At today’s SQuaRE office hours a developer brought us an interesting discussion of how best to test procedural or library code that relies on a running data service. This is a summary of our recommendations in case they are useful to other devs.
In this example let’s say we have some code in a package P that runs on data retrieved from service S. An example of this would be code that retrieves data from an RSP API service and then performs analytics on it.

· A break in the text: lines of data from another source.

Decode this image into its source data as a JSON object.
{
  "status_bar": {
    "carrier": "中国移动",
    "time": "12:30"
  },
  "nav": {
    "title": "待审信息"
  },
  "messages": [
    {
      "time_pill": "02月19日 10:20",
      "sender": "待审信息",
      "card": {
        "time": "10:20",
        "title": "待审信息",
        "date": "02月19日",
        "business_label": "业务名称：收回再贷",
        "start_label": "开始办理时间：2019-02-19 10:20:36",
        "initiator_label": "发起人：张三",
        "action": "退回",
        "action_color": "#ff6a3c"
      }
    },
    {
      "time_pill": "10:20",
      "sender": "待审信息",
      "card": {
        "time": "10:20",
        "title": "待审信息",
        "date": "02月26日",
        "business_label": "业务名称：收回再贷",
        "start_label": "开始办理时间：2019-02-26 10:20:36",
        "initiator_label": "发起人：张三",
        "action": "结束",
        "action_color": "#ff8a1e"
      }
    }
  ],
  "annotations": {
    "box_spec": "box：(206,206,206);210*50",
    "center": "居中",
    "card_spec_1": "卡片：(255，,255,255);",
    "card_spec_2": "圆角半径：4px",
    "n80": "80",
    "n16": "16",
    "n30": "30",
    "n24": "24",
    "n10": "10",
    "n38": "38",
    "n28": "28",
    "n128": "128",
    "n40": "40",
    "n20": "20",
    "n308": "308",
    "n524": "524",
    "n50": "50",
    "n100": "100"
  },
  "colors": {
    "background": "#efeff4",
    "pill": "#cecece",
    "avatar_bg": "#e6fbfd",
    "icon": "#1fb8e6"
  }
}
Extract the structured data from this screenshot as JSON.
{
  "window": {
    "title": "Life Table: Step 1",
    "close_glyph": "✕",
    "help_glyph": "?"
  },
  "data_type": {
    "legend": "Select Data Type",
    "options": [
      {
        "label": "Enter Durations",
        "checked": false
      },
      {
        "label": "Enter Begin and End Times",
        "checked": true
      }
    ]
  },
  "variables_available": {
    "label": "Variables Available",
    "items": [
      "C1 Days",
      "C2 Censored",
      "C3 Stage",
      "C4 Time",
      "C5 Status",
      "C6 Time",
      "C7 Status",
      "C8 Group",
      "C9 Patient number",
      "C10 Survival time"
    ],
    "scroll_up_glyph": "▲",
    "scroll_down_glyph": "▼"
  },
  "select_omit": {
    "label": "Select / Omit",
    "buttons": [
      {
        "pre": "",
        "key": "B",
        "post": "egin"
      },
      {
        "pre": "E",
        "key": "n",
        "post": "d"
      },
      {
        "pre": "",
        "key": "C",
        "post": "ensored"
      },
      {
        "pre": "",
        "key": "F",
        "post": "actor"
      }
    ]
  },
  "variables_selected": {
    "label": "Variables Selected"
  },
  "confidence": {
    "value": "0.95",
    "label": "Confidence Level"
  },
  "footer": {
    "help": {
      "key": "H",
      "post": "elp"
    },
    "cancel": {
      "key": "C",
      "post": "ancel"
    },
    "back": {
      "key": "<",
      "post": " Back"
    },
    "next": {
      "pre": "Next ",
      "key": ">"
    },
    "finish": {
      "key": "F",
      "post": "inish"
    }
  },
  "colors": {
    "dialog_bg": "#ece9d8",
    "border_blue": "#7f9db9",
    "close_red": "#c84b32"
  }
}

It might be tempting to write tests so that CI (eg Github Actions) for package P hit the endpoint of service S. We are NOT a fan of this approach for a number of reasons. You are hardwiring a service to hit; you have to deal with authentication issues; you rely on that service being available; you may experience errors due to problems that are not due to anything you have done in package P (false positives); you are exercising a path (client-server interaction) that is already tested elsewhere by us; and you may be spamming an endpoint with considerable load (eg a large database query).
It might also be tempting to stand up service S in the CI container to test against a local deployment. We do NOT recommend this option; it does not scale well with number of services and results in slow CI with large containers.
Instead, we recommend a two-pronged approach:
-
Run standalone unit tests in CI with pre-fetched checked-in test output.
-
Use mobu end-to-end testing to test interactions with deployed services and other dependencies.
Running standalone tests
Let’s say your code is intended to be used on the results of a VO query that returns a VO Table. Instead of doing this query live on a running service in CI, store in your repository a VO Table and run tests against that. These allow your tests to run quickly without reliance on external services.
Opinions differ on whether one should use something like pytest-vcr to obtain this output, it seems to be predominantly a matter of aesthetics and anticipated modes of failure.
Bonus: you can code on an airplane. What else is there to do?
Using mobu
Mobu is a harness developed by SQuaRE for end-to-end service testing and monitoring. It comes standard with all RSP (phalanx) installations. It has a number of capabilities, but in this case we are going to focus on the notebook runner.
The notebook runner takes RSP notebooks in designated github repositories and is constantly executes them in exactly the same manner a human user of the RSP Notebook aspect would. An example of this is the tutorial notebooks developed by CST for the science users. Mobu is constantly running them against designated containers (such as the current recommended, the latest weekly etc) and posts any errors to Slack status channels such as #status-data-lsst-cloud.
Our recommendation is that you provide us with a notebook that uses package P in a realistic situation. Mobu will run it thus exercising all runtime dependencies and alert us if there is a problem. This means that you’re not only testing your code’s interaction with service S but also any other dependencies (science pipelines, Butler, python versions, etc). Moreover if the execution fails, we will check that it’s not a problem with a running service before bothering you. Another major advantage is that this service independently runs on all environments; mobu will run it on the production science cluster (aka IDF prod aka data.lsst.cloud), on the staff cluster at USDF (usdf-rsp), on integration clusters etc. This provides the widest realistic coverage of your package and also can spot production problems before they happen, such as failing on an integration cluster on the latest weekly, before they affect users in production.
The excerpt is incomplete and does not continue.